À combien se monte ma facture de téléphone ?
Ce tome est le dix-septième de la série et il n'est pas nécessaire d'avoir lu les précédents, mais ce serait dommage de s'en priver. Il est paru pour la première en 2000, écrit, dessiné, et encré par Binet, Christian Binet de son nom entier. Il comporte 45 pages de bandes dessinées, en noir & blanc, avec des touches de gris.
Ce tome comprend 9 saynètes de 5 pages portant toutes le même titre, mais traduit en autant de langues différentes : À combien se monte ma facture de téléphone ? Un individu non identifié compose le numéro de téléphone des Bidochon à partir de son portable. Le téléphone sonne dans le salon, mais comme il s'agit d'un poste fixe, ni Raymonde, ni Robert ne veulent se lever du canapé pour aller répondre, et risquer ainsi de rater la fin de leur téléfilm. Raymonde est persuadée qu'il s'agit d'un appel de René : Robert est persuadé qu'il est trop tard pour que ce soit lui qui appelle. La question se repose quelques instants plus tard quand cette fois-ci c'est la sonnette qui retentit. Il s'agit de René qui vient leur présenter sa toute nouvelle acquisition : un téléphone portable. Le téléphone (fixe) sonne alors que Raymonde est en train de passer l'aspirateur. Elle décroche et Robert lui annonce tout excité qu'il est en train de l'appeler depuis une cabine téléphonique. Il la rappelle 30 secondes plus tard pour lui indiquer qu'il est en train de l'appeler depuis la même cabine téléphonique, mais cette fois-ci avec son téléphone portable.
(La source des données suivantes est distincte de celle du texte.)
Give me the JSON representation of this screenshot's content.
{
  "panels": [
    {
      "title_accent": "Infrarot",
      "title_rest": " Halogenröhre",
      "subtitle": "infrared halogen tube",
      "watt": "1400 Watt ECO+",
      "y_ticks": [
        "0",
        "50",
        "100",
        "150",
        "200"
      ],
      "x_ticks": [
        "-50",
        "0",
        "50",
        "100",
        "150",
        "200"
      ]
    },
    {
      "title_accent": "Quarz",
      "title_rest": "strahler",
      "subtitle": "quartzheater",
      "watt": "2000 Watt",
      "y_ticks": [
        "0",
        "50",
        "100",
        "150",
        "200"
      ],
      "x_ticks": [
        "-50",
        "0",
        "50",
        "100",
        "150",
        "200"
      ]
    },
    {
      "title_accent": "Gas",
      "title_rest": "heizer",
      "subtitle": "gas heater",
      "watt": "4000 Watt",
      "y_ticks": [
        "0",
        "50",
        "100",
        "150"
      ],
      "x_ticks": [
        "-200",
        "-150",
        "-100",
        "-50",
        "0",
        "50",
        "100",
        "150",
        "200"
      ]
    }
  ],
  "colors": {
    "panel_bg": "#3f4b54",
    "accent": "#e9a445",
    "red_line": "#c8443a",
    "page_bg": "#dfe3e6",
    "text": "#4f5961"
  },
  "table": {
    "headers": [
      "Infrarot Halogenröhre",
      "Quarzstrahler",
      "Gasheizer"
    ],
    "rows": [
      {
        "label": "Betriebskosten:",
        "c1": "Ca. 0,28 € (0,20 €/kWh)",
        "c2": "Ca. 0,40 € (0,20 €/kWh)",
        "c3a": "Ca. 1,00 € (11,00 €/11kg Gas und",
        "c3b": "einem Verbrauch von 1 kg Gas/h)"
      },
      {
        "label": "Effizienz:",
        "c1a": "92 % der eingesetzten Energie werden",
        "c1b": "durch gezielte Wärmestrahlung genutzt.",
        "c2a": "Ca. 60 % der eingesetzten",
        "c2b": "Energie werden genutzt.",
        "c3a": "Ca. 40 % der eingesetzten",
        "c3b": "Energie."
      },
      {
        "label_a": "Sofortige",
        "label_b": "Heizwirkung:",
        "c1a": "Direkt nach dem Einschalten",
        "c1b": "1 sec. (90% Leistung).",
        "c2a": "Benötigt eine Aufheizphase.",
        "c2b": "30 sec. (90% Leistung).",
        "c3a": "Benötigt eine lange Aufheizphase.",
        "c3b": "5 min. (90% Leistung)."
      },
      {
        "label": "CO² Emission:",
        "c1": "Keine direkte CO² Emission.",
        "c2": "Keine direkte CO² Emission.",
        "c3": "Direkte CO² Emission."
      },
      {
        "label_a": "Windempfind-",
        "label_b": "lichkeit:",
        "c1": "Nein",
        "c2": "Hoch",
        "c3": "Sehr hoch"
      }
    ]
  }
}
Robert Bidochon rentre chez lui et informe son épouse Raymonde qu'il a pris un téléphone portable avec une heure de forfait. Répondant à sa question, il indique à Raymonde qu'il va pouvoir dire toutes les bêtises qui lui passent par la tête, et il se lance dans une démonstration particulièrement pathétique. Contre toute attente un extraterrestre écoute ses bêtises, puis la récitation dans laquelle se lance Raymonde pour profiter dudit forfait. Dans la saynète suivante, Robert indique à son épouse qu'il a fini de remplir les 80 noms qu'il est possible de stocker dans le téléphone. Il démontre l'utilisation de ce répertoire en appelant un certain Grapovski qu'il a pris au hasard dans l'annuaire. Ça ne rate pas, ce brave monsieur est dans son bain. Il en sort pour répondre, et bien sûr la dernière sonnerie retentit avant qu'il n'ait eu le temps de décrocher. Robert se lance alors dans la démonstration de l'utilité de la touche bis, pour le bénéfice de Raymonde. Monsieur Grapovski sort de son bain, et arrive encore une fois trop tard pour répondre. Robert recommence la démonstration une demi-douzaine de fois et monsieur Grapovski termine en crise de larmes face à son poste téléphonique en se demandant qui peut être assez malade pour se livrer à un jeu aussi absurde que sadique.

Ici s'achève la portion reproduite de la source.